Hab für ein Backupscript einige Pfade mit dem Befehel "export" exportiert. Hat alles gklappt

Ich bemühe mich das hinzukriegen. 
Sag bescheid, wenn es klappt


----------



## derguevara (21. Mai 2007)

habe das problem noch immer nicht lösen können. 

habe mich jetzt entschlossen, die ganze Orderstruktur der Java-Klassen auf mein Rechner zu kopieren und es mal lokal kompilieren. 
Da ich so etwas zum ersten mal mache, hätte ich 2-3 Fragen:

1) Die Java-Klassen sind abhängig von einigen Imports die auf den Server bezogen sind. Über Eclipse bekomme ich bei einigen Imports Fehlermeldungen, da er diese nicht findet. Kann ich Eclipse sagen, das er sich zu dem Server verbinden soll?

2) Wenn ich es schaffe, die Dateien lokal kompilieren zu können, kann ich diese dann wieder auf den Sever packen mit der Hoffnung, das es klappen sollte? Oder muss ich die Daten dann noch mal über die Konsole kompilieren?

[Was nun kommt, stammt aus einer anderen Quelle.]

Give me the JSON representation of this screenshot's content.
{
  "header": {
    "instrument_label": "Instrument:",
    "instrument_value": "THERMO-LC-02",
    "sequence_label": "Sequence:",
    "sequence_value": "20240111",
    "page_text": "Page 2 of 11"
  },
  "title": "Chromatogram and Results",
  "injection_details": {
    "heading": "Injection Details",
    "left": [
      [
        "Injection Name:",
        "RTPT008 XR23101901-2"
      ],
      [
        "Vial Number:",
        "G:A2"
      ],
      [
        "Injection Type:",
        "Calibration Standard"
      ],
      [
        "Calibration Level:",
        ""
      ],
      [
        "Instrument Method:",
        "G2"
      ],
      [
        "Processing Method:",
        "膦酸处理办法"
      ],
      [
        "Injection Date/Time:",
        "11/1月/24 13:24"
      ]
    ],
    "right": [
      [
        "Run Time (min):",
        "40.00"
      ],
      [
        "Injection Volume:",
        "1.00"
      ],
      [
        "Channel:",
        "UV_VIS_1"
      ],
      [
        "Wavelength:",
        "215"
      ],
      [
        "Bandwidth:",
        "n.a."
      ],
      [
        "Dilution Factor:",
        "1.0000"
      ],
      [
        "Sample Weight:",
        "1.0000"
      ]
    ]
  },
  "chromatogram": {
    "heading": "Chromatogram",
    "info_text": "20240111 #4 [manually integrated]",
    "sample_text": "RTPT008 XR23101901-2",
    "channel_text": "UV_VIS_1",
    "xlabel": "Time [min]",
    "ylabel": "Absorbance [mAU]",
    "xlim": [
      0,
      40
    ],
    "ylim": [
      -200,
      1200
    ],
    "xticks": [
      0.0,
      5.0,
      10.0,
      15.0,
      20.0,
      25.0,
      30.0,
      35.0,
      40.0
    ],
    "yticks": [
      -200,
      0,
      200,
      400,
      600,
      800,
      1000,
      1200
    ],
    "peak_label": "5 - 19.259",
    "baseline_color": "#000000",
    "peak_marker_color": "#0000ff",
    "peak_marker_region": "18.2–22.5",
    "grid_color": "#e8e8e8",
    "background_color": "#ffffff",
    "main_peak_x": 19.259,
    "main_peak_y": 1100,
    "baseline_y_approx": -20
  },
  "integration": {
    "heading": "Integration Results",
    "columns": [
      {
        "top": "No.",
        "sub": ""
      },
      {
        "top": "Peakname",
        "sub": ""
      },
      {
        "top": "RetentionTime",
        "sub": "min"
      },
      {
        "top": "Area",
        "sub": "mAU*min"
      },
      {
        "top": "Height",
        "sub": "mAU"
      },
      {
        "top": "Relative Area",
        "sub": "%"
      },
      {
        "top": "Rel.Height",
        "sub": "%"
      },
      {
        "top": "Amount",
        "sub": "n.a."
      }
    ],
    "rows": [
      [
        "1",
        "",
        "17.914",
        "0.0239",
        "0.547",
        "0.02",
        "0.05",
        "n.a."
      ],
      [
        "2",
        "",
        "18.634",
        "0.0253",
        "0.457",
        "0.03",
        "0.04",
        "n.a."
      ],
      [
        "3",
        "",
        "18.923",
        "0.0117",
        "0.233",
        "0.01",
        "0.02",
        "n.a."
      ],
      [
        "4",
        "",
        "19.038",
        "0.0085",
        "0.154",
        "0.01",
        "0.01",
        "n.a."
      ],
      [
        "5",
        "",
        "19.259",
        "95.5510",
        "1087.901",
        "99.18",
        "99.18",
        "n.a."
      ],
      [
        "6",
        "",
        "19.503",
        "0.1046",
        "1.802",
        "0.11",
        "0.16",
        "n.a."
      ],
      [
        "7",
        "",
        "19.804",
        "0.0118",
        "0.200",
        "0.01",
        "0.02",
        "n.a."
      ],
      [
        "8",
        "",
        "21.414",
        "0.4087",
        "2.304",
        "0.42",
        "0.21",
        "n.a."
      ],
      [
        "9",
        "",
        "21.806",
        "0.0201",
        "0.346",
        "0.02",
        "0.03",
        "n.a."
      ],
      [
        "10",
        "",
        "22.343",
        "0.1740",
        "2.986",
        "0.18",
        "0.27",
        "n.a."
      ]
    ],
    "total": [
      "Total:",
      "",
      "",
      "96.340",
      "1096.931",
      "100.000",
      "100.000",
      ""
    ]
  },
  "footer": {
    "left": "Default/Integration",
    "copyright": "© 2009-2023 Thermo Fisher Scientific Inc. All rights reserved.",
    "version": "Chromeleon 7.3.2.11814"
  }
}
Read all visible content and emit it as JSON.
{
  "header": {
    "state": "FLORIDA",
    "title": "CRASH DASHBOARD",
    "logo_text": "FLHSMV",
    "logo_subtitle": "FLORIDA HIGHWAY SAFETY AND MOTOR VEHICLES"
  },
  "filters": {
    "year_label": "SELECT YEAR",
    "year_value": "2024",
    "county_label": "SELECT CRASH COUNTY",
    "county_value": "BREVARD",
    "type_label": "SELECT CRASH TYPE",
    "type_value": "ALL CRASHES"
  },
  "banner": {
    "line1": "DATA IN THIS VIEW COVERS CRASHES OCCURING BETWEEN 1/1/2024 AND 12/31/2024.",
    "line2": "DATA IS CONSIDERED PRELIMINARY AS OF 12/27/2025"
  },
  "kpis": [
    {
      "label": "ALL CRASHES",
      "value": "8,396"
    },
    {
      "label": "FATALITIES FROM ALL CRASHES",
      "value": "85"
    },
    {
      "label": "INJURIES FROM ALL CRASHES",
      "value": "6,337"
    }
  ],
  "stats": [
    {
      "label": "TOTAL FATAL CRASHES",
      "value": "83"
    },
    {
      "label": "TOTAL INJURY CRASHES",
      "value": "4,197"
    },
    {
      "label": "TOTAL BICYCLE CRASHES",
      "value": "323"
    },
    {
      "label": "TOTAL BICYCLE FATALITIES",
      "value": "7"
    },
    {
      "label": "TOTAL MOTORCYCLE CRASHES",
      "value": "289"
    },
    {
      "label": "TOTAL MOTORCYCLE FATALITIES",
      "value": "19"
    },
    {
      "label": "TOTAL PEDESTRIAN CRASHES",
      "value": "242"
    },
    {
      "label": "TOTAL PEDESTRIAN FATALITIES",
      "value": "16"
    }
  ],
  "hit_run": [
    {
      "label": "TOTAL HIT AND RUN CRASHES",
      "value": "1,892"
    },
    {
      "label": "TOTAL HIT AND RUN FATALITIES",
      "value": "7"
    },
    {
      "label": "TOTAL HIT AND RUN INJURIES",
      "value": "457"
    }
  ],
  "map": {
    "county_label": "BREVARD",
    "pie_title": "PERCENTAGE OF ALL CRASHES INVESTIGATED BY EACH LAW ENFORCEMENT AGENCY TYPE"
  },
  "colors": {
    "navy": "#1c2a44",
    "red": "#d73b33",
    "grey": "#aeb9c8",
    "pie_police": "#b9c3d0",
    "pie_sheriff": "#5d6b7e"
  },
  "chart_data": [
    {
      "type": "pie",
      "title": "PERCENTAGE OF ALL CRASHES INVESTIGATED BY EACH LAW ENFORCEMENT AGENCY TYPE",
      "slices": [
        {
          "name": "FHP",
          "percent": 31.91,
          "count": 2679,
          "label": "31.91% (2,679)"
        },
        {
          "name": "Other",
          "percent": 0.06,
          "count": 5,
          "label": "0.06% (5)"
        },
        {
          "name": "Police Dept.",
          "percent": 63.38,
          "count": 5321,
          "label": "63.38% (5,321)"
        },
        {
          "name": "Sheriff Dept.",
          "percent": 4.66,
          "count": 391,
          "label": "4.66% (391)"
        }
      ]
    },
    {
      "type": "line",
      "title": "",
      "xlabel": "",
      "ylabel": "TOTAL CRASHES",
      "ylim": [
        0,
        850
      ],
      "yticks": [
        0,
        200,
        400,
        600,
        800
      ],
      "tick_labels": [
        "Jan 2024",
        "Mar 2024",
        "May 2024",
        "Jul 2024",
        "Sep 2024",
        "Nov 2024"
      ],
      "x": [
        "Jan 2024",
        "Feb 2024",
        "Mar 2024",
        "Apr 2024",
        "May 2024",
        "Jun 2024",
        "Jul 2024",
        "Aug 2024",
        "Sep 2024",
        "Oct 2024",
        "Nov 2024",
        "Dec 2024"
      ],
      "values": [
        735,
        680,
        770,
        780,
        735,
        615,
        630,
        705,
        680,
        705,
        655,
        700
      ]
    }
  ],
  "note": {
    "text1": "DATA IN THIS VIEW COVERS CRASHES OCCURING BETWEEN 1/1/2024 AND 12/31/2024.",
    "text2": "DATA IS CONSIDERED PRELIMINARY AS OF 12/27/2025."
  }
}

3) Es geht ja ausschlißlich um die Klasse ServletRequest.class welches ich über den Server zu den Java-Klassen nicht einbinden kann. Über Eclipse bekomme ich diese Fehlermeldung dann weg. Aber wenn ich die Klassen wieder auf den Sever packe, dann wird er denn "servlet.jar" von C:\Programme\Java\lib\ erwarten, welches er dann natürlich auch nicht findet wird.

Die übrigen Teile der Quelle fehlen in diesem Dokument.